- Born: 1926 Panipat, Punjab, British India
- Died: 11 March 2011 (aged 84–85) Dubai, United Arab Emirates
- Occupations: Educationist, writer, and poet
- Years active: 1955–1985
- Known for: Poetry in Urdu
- Notable work: Ju-e-Naghma and Sel-e-Wajid

= Sajida Zaidi =

Indian educationist, writer in the Urdu language, and poet

Sajida Zaidi (1926 – 11 March 2011) was an Indian educationist, writer in the Urdu language, and poet. For many years she was a professor and head of the Department of Education at the Aligarh Muslim University (AMU) until her 1966 retirement.

Zaidi was a feminist in thought and deed, and this was reflected in her novel Mauj-e-Hawa-Paichan which dealt with an unconventional sexual relationship. Her philosophy progressed through stages of "religiosity, Marxism, humanism, and finally existentalism".

Zaidi was honoured by many prestigious institutions. She received the Bahadur Shah Zafar Award in 2008 and the Urdu Academy Award in 2009 from the Delhi Urdu Academy for her contribution to the Urdu language and literature.

==Biography==
Zaidi was born in 1926 at Panipat, India. She had four sisters. Her father, S.M. Mustehsin Zaidi, taught mathematics at the University of Cambridge and died when she was eight years old. She learned from her father about the poetry of Ghalib, Iqbal, and Hafez, a Persian poet. Her paternal grandfather, K.G. Saqulain, was a noted social reformer; while her maternal grandfather, Maulana Khwaja Altaf Husain Hali, was an Urdu poet. Her younger sister, Zahida Zaidi, who died two months before her, also became a well-known poet and professor of English literature at the Aligarh Muslim University (AMU); the two were famously known as the "Zaidi Sisters" in the literary community. Despite coming from a conservative Muslim society, she and her sister stopped wearing the burqa as students at the AMU and rode their bicycles to class. She was also influenced by her eldest sister, Sabira Zaidi.

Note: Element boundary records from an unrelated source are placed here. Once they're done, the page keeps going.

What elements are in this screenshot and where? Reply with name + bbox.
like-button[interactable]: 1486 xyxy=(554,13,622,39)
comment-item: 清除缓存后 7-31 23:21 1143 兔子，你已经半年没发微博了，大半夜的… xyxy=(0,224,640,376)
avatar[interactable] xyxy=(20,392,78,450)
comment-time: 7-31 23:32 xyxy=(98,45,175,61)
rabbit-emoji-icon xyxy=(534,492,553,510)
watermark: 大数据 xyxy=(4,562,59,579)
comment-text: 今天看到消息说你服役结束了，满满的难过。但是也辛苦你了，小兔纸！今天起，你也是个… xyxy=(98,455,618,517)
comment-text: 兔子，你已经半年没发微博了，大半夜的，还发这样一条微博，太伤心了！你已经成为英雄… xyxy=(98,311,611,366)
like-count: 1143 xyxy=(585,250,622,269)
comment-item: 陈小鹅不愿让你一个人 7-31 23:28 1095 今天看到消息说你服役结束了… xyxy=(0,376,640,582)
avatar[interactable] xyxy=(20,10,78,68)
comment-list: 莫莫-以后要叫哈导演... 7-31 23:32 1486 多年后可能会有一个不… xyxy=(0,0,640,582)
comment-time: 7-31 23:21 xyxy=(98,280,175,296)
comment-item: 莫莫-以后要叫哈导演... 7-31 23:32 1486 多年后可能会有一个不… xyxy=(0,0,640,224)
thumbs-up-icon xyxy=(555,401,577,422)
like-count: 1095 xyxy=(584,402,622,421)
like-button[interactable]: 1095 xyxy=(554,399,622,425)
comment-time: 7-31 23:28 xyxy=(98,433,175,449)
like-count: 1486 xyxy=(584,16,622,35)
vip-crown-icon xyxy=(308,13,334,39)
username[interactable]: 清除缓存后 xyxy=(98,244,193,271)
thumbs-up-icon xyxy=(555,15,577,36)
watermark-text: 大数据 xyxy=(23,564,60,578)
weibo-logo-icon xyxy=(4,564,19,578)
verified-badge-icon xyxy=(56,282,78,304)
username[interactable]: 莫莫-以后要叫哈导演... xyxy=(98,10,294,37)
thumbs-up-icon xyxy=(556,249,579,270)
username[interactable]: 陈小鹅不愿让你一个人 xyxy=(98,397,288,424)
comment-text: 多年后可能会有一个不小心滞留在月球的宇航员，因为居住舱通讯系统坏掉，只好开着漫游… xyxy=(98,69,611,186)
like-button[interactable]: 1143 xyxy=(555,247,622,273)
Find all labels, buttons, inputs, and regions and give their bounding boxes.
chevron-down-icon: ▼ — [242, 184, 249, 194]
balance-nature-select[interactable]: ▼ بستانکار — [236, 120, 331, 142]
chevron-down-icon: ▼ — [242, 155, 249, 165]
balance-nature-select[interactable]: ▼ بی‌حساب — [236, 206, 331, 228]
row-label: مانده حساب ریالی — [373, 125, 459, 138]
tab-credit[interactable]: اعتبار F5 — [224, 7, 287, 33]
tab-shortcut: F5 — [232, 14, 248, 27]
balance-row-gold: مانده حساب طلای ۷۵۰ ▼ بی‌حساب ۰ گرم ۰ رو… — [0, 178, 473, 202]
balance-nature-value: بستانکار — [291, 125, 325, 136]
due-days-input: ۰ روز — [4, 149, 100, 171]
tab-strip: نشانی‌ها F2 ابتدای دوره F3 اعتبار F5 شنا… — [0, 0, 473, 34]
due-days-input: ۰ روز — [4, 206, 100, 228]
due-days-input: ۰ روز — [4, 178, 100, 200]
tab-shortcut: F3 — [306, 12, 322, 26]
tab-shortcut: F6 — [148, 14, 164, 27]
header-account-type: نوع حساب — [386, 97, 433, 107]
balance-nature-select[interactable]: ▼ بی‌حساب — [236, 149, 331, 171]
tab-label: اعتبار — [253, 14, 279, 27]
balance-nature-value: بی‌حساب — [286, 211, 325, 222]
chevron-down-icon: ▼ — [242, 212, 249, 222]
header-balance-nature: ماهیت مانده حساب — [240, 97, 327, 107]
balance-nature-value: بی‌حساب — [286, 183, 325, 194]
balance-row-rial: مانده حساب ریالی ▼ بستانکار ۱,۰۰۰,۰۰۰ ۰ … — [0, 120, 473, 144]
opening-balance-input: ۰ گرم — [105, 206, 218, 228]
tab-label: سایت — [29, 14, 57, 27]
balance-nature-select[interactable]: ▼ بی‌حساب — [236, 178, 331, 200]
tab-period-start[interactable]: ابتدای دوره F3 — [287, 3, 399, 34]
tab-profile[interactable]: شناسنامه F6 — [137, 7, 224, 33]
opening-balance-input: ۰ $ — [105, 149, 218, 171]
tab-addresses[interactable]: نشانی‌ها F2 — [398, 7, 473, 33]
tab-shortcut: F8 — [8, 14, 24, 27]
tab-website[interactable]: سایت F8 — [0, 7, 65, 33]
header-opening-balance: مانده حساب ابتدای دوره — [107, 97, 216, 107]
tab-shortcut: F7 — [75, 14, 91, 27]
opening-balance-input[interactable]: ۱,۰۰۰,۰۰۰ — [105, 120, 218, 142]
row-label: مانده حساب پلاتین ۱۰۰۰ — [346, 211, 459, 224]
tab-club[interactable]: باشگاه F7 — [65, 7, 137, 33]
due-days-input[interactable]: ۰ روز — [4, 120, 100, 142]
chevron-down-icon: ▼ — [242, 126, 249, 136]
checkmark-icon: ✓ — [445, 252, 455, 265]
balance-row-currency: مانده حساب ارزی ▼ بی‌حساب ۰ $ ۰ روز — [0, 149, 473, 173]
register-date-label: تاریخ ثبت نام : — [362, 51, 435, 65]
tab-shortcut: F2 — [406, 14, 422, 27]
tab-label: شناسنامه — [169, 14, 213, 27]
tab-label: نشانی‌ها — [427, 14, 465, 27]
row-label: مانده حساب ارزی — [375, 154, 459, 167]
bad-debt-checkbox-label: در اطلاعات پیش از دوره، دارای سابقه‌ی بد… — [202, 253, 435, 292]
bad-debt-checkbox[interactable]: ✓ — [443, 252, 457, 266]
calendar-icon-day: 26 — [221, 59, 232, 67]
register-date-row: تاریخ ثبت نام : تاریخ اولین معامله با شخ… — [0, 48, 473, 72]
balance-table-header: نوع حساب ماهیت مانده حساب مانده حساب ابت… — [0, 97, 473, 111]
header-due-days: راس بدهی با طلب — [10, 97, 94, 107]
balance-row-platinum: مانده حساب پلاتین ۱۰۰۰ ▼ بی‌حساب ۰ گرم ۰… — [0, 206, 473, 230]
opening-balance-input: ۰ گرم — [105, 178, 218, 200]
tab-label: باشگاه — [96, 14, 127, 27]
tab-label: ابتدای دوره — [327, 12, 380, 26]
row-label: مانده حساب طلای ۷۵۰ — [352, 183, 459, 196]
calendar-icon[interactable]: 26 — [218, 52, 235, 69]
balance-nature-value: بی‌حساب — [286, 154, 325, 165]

Zaidi started working at the AMU as a lecturer in 1955 and attained several important positions, contributing to the development of the institution until her retirement in 1986. Concurrent with her teaching assignment, she pursued poetry writing from 1958. Her debut poetry collection, titled Ju-e-Naghma (Stream of Melody), was published in 1962. Journals and magazines in Pakistan published her poems in the early years of her career; one such composition was Aaatish-e-Sayyal (Liquid Fire), published in 1972. Her writings also included dramas in verse form and the adaptation of Federico Garcia Lorca's Yerma into Urdu theater. Her writing was influenced by Friedrich Nietzsche, Carl Jung, Jean-Paul Sartre, and Franz Kafka. In 1986, her collection of poems titled Sel-e-Wajid (Flow of Existence) was published.

Zaidi was a designated member of the University Grants Commission (UGC) on the educational panel. Some of the other important assignments she held were membership in the National Council of Educational Research and Training (NCERT), the Bureau for Promotion of Urdu, and the National Council for Promotion of Urdu Language.

Zaidi died in Dubai on 11 March 2011 at the age of 84 due to illness.

==Awards==
Zaidi received a plethora of awards for her literary contribution to Urdu language and poetry. Some of these awards are: The Imtiaz-e-Mir Award, the Ghalib 'Ham Sab' Award for Drama, several Uttar Pradesh Urdu Academy Awards, the All-India Bihar Urdu Academy Award for 'Sarhad Koi Naheen', the Sydney Literary Society Award, and the Canberra Literary Society Award.

==Publications==
Zaidi has many publications to her credit, such as Urdu poems in five books, poetic dramas, and literary critiques. She translated many of her works into English, Russian, Oriya, Marathi, and Hindi languages. Following her death in 2011, her autobiography was slated for publication.

==Appreciation==
Commenting on Zaidi's proficiency in poetry, critic Syed Sirajuddin observed that her poems "have a somewhat dry, cognitive quality and she keeps an incipient romanticism at bay with her intellection".